Le CSCA a ainsi fait le constat de plusieurs éléments significatifs, parmi lesquels :
Une adaptation diligente de la programmation générale des radios et télévisions et une mobilisation exceptionnelle des ressources humaines et logistiques.
- Globalement et malgré quelques différences entre le temps de réaction de certains médias, il a été constaté une réactivité immédiate et une prompte adaptation des programmes des différents services audiovisuels pour, d’abord, annoncer le séisme et ensuite relater l’évolution des événements sur le terrain. Certaines radios privées qui diffusaient des programmes en direct au moment du tremblement de terre ont immédiatement annoncé la nouvelle et modifié la thématique des programmes pour la consacrer à la situation d’urgence, notamment en ouvrant leurs ondes aux citoyens pour recueillir leurs témoignages à chaud et leurs premières réactions.
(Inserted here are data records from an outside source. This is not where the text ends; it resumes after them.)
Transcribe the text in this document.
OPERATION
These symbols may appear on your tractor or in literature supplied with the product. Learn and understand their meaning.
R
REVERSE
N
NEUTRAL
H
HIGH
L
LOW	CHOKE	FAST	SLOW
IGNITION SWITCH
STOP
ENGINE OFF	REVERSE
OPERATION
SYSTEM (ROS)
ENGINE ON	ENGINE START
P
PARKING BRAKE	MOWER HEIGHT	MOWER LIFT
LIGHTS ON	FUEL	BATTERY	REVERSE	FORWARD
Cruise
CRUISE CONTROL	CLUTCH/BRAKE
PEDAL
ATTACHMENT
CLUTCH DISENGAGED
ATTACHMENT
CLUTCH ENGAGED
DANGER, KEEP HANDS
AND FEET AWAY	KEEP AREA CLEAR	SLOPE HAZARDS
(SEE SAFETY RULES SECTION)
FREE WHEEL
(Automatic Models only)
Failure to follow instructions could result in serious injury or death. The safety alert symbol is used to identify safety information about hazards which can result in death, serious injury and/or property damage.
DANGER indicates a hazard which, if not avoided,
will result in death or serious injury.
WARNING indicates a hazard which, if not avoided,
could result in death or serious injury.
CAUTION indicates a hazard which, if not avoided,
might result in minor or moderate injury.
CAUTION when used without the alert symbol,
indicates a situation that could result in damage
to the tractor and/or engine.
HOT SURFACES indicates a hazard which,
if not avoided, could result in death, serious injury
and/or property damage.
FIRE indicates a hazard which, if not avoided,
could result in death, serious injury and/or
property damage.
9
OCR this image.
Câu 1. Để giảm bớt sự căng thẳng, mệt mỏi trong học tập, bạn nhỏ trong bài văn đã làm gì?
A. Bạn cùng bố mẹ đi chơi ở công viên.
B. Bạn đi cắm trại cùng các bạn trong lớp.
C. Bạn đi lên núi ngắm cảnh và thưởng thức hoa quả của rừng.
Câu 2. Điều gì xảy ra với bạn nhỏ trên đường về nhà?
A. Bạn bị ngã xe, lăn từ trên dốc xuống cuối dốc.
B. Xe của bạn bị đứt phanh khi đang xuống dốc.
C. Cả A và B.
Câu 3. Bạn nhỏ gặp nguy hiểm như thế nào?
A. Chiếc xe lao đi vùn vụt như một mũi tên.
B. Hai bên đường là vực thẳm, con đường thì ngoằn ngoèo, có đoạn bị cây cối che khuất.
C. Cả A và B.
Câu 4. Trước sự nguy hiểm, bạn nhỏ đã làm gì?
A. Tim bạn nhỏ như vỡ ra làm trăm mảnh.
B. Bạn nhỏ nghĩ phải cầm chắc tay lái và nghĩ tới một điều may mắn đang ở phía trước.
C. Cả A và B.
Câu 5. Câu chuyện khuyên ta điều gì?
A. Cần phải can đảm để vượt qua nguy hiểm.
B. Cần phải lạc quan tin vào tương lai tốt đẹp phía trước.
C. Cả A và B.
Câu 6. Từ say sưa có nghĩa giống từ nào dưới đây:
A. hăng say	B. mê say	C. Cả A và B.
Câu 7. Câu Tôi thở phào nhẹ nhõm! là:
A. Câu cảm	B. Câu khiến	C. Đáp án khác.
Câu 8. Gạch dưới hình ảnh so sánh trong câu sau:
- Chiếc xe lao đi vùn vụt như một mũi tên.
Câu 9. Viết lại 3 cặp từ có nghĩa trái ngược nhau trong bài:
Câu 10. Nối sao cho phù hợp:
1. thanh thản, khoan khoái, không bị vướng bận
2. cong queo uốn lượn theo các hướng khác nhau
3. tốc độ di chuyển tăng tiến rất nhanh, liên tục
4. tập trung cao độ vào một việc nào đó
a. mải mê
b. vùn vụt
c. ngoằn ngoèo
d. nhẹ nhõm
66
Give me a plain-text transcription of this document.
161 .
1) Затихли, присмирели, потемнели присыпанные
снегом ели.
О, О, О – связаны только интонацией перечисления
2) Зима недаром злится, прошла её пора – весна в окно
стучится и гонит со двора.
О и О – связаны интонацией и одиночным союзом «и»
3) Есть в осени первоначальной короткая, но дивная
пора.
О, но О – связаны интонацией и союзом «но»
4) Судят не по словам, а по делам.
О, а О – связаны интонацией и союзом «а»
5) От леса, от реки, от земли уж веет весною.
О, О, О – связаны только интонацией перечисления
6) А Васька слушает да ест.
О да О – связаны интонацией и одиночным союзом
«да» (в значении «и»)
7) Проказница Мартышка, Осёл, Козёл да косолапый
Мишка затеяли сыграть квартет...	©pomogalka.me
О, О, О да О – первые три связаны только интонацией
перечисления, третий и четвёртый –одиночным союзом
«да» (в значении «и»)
- Par le biais d’une adaptation totale ou partielle de la programmation générale et d’une mobilisation exceptionnelle des ressources humaines et logistiques, les radios et télévisions ont par la suite assuré une couverture plus exhaustive et plus circonstanciée de l’événement.
- Le CSCA a, à cet égard, fait le constat de l’effort notable des différentes chaînes du service public pour mutualiser leurs moyens afin d’optimiser leurs capacités de terrain et répondre aux exigences du travail journalistique en situation d’urgence. La recherche d’une certaine complémentarité entre les chaines, puis, entre les catégories de programmes spéciaux mis en place dans ce contexte, a été illustrée également par la combinaison de reportages sur le terrain, de bulletins d’information en continu et de débats et interviews proposant ainsi interactivité, information factuelle et démarche de vulgarisation.
- Les radios et les chaînes de télévision ont également contribué à refléter et symboliser la période de deuil national en diffusant des programmes adaptés à cette séquence.
Le suivi assuré par les équipes de la HACA a établi qu’entre le moment où le séisme s’est produit et la fin de la période de deuil national, les radios et télévisions, publiques et privées, ont adapté leurs programmes à hauteur de 75% à 95% de la programmation générale initialement prévue, la variation s’expliquant par les différences de vocation entre les services audiovisuels.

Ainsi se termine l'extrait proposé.